В самом деле, бессознательная воля Шопенгауэра является прямой противоположностью гегелевскому понятию. Последнее и разумно, и закономерно, и вселяет в каждого размышляющего философа неопровержимый и очевиднейший оптимизм. У Шопенгауэра все наоборот, и его бессознательная воля неразумна, бесцельна и способна вселять в людей только беспросветный пессимизм. Казалось бы, между Шопенгауэром и Гегелем совершенно нет ни одной точки соприкосновения, но вот Вл. Соловьев доказывает, что бессознательная воля Шопенгауэра есть тоже гипостазированная абстракция, поскольку в ней абсолютизируется всего только один момент истины и жизни (см. там же, 103, 104, 105). Вл. Соловьев в этой критике Шопенгауэра не только беспощаден, но и вполне прав, поскольку и с нашей точки зрения воля не хуже и не лучше представления; ее понятия тоже не хуже и не лучше стихийной устремленности.

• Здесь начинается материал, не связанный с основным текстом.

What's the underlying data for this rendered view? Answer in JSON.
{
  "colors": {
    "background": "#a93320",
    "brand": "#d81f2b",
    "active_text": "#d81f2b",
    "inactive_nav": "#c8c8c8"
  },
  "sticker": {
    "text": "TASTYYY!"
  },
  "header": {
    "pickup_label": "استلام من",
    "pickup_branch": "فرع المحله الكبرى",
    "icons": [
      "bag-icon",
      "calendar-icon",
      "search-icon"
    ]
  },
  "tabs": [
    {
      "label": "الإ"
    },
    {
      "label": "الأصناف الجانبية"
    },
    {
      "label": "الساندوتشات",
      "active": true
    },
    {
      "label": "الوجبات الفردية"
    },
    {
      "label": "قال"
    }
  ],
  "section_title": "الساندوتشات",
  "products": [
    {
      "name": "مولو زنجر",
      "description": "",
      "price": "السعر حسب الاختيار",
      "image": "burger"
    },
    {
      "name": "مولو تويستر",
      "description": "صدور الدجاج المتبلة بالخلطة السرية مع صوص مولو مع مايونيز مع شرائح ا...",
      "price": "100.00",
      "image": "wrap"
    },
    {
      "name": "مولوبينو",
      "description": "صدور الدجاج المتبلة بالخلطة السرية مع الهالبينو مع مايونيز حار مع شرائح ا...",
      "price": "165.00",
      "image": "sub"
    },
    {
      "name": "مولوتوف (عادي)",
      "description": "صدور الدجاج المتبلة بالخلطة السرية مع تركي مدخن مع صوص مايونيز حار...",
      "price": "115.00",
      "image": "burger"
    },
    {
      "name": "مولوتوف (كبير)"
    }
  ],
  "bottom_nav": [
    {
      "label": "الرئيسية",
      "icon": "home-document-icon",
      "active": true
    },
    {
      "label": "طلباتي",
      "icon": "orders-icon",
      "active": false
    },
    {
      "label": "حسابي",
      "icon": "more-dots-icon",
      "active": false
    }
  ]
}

Однако здесь приходится нам также и кое в чем возразить Вл. Соловьеву. Философ считает, что если воля есть нечто стихийное и бессмысленное, то она ничего не может породить из себя разумного и осмысленного. Будучи заклятым врагом Гегеля и его диалектики, Шопенгауэр здесь действительно впадает в неразрешимое противоречие и не умеет преодолеть этого противоречия диалектически. Это и дает повод Вл. Соловьеву тоже проходить мимо той очевидной диалектики, которая у Шопенгауэра невольно возникала при переходе от бессознательной и неразумной воли к ее сознательным и разумным порождениям. Но если не признавать такой диалектики, то в таком случае и сам Вл. Соловьев не имел бы права говорить о «положительном ничто», которое выше всего разумного и оформленного.

Едва ли также можно считать правильной ту критику Шопенгауэра у Вл. Соловьева, согласно которой воля, будучи ничем, может и породить из себя тоже ничто, небытие. Вл. Соловьев обвиняет Шопенгауэра ни больше ни меньше как в абсолютном нигилизме (см. там же, 80). С точки зрения формального метода Вл. Соловьев допускает здесь огромное преувеличение, но, кажется, он во многом нрав, если мы будем обращать внимание не на скрытую шопенгауэровскую диалектику, но на само содержание бытийного первопринципа, который проповедуется у Шопенгауэра.

В частности, Вл. Соловьев совсем не учел концепцию мира идей у Шопенгауэра. Правда, в таком частом непонимании Шопенгауэра приходится винить самого же Шопенгауэра. Под своим термином «представление» Шопенгауэр понимал по крайней мере три разных предмета. С одной стороны, это у него обычный общечеловеческий феномен, который не требует для себя никакой теории. С другой стороны, Шопенгауэр понимает «представление» вполне кантиански, т. е. как субъективный человеческий процесс, не имеющий никакого отношения к объективному миру. Но, в-третьих, — и это самое главное — мир представления является у Шопенгауэра не чем иным, Как платоновским миром идей, разумных, прекрасных и вечных. Вот эту платоническую концепцию мира идей Вл. Соловьев и не рассмотрел у Шопенгауэра. И если бы он это увидел, то он должен был бы сказать, что освобождение от воли у Шопенгауэра не есть уход в небытие, но погружение в чистый мировой интеллект, в художественное и уже ни в чем не заинтересованное наслаждение. Вся эта сторона шопенгауэровской философии целиком прошла мимо Вл. Соловьева. И вообще, свои заключения о Шопенгауэре Вл. Соловьев строит больше на основании трактата Шопенгауэра «О четверояком корне достаточного основания», чем на основании главного труда Шопенгауэра.